В чём я был хорош как солдат, так это в стрельбе из танка и в физической подготовке. А вот с дисциплиной у меня – проблема по жизни. Говорить я охоч, да говорить в армии принято тогда, когда тебе о чём-то спрашивают командиры, и отвечать обязательно нужно односложно: «Так точно!», «Есть!», Слушаюсь!»… Поэтому, свои первые наряды вне очереди я получил ещё в учебном подразделении с прекрасным названием «Долина роз» именно «за разговорчики!». Потом, как-то, мне не захотелось со всеми идти смотреть кино – идёшь тогда что-то чистишь или моешь. Ещё как-то, «сообразив на троих» с земляками (горловчанами Пашой Пилипенко и Мишей Чегазовым), вкусил немецкой, сладкой и приторной, водки, и приперся в казарму спать, не дождавшись «отбоя»; разумеется, мне этого не позволил сделать «замкомвзвода», младший сержант Погориляк (ещё тот хохол кривоногий!), после чего, забрав своё одеяло, я уснул на свежем воздухе …в объёмном макете танка, где меня нашли лишь под утро…
 А уж сколько раз вступал в дискуссию з «замполитом» по идеологическим вопросам, и всегда – одно и то же в финале: сначала мыл, а потом начищал до блеска котячьих яиц, как и велено было, смердящим гуталином сапоги всей роте… Короче, учился и работал – как в вечерней школе без отрыва от производства или в институте на заочном отделении.

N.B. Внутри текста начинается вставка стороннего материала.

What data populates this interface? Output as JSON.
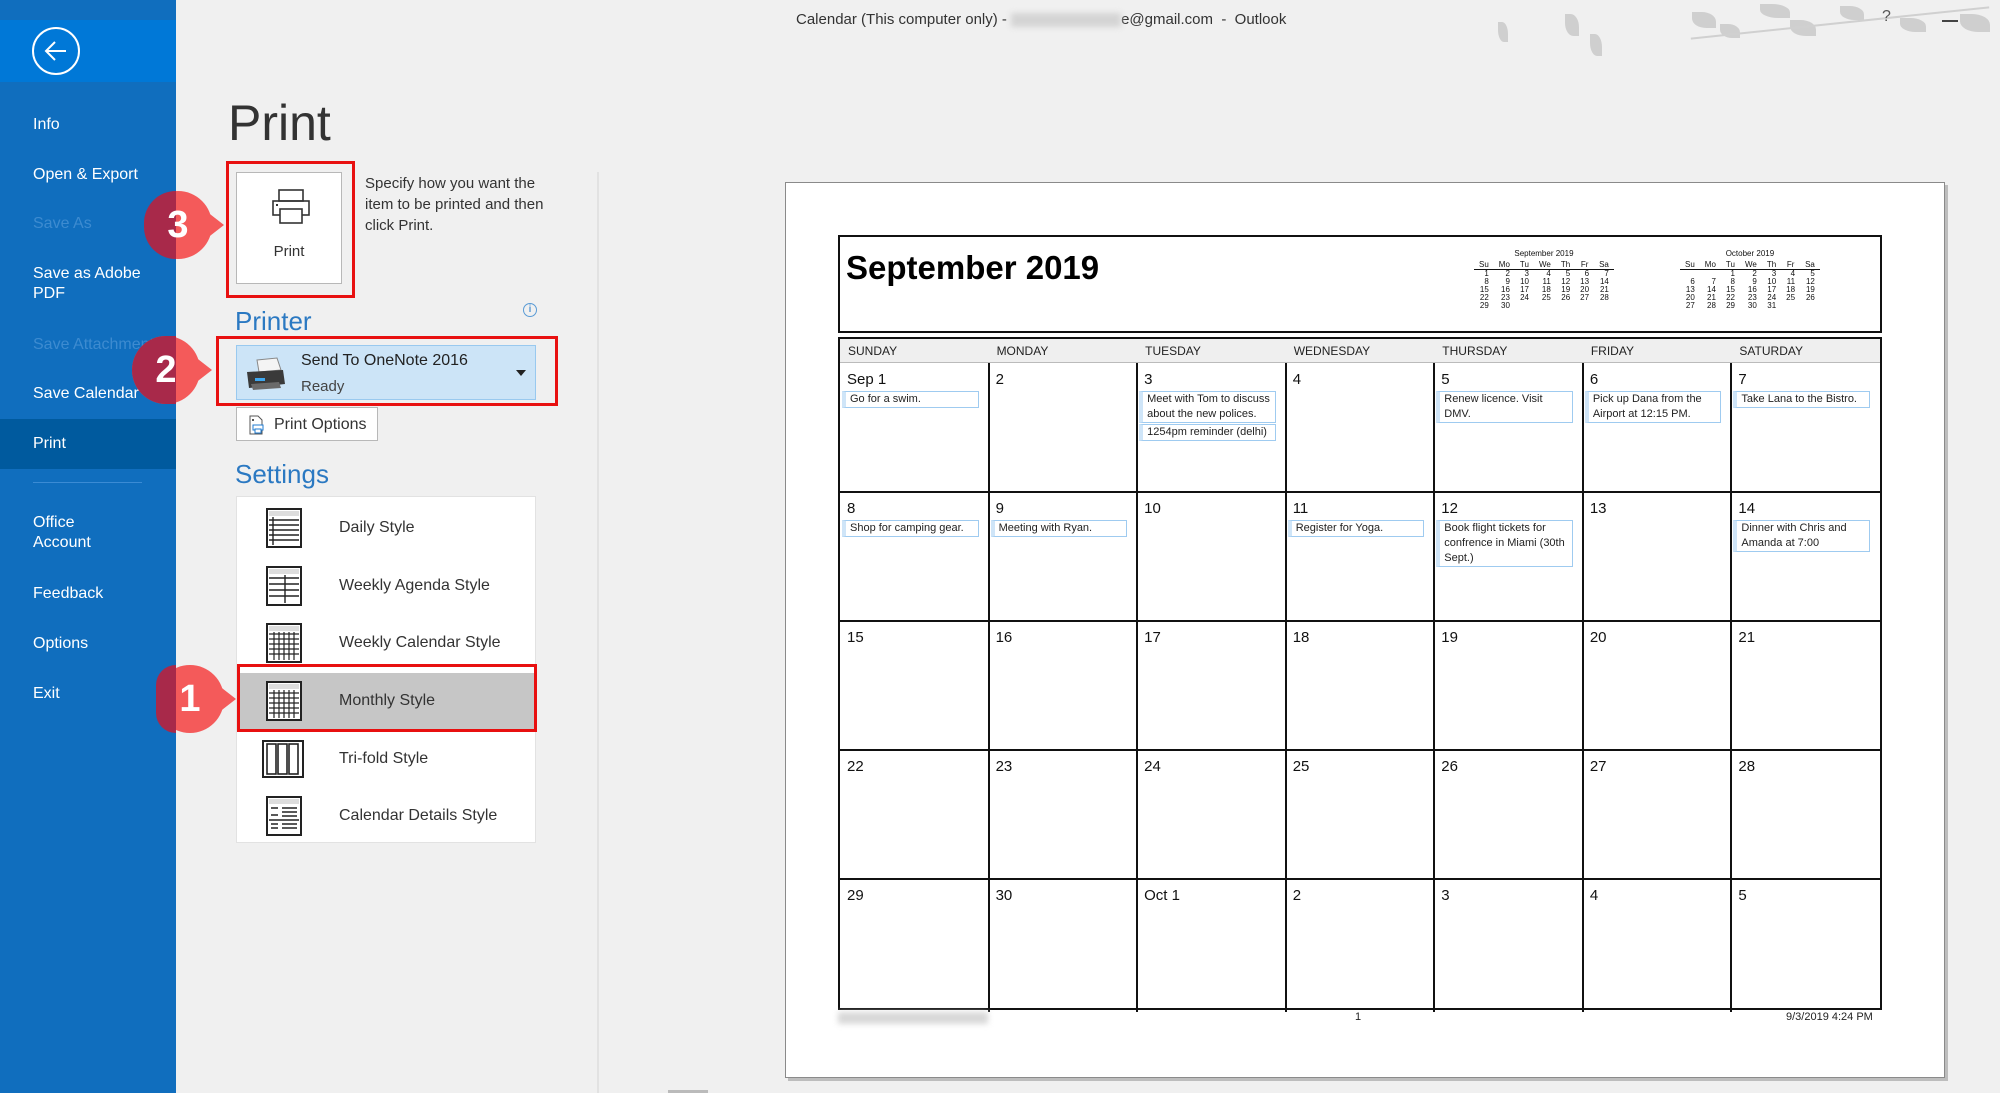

Прибыв в линейный танковый полк в звании ефрейтора и наводчика орудия 3-го класса, меня зачислили в экипаж Т-62М младшего сержанта из Алтая, он же – заместитель командира взвода. Спали мы поэкипажно, на четырёх койках в два яруса. Моя постель – над командиром, заряжающего – над механиком-водителем.
Однажды я проснулся от не громкого, но противного скрипа и пошатывания кровати. Затем ещё пару раз от этого просыпался, а когда меня разбудило то же самое в светлую ночь – Луна буквально пялилась в окно, –  перегнулся, так чуток, через кровать, завис, и увидел, что мой командир-алтаец энергично мастурбирует… то ли на Луну, то ли на воображаемые эротические картинки. Мне бы, дураку, промолчать или хотя бы потерпеть и дать алтайцу ещё немного времени, чтоб он смог завершить акт самоудовлетворения похоти, – нет же, говорю ему сверху, точно Бог с небес: «Товарищ младший сержант, вы бы заканчивали дрочить по ночам. Спать мешаете!» …С тех пор, я редко спал в своей постели. Три месяца к ряду, покуда мой командир не дембельнулся, постелью мне служил толстый картон, какой я складывал по утрам, как раскладушку, а вечером, после «отбоя», переносил туда, куда он меня посылал на какие-либо хозяйственные работы. В основном – в «сортир».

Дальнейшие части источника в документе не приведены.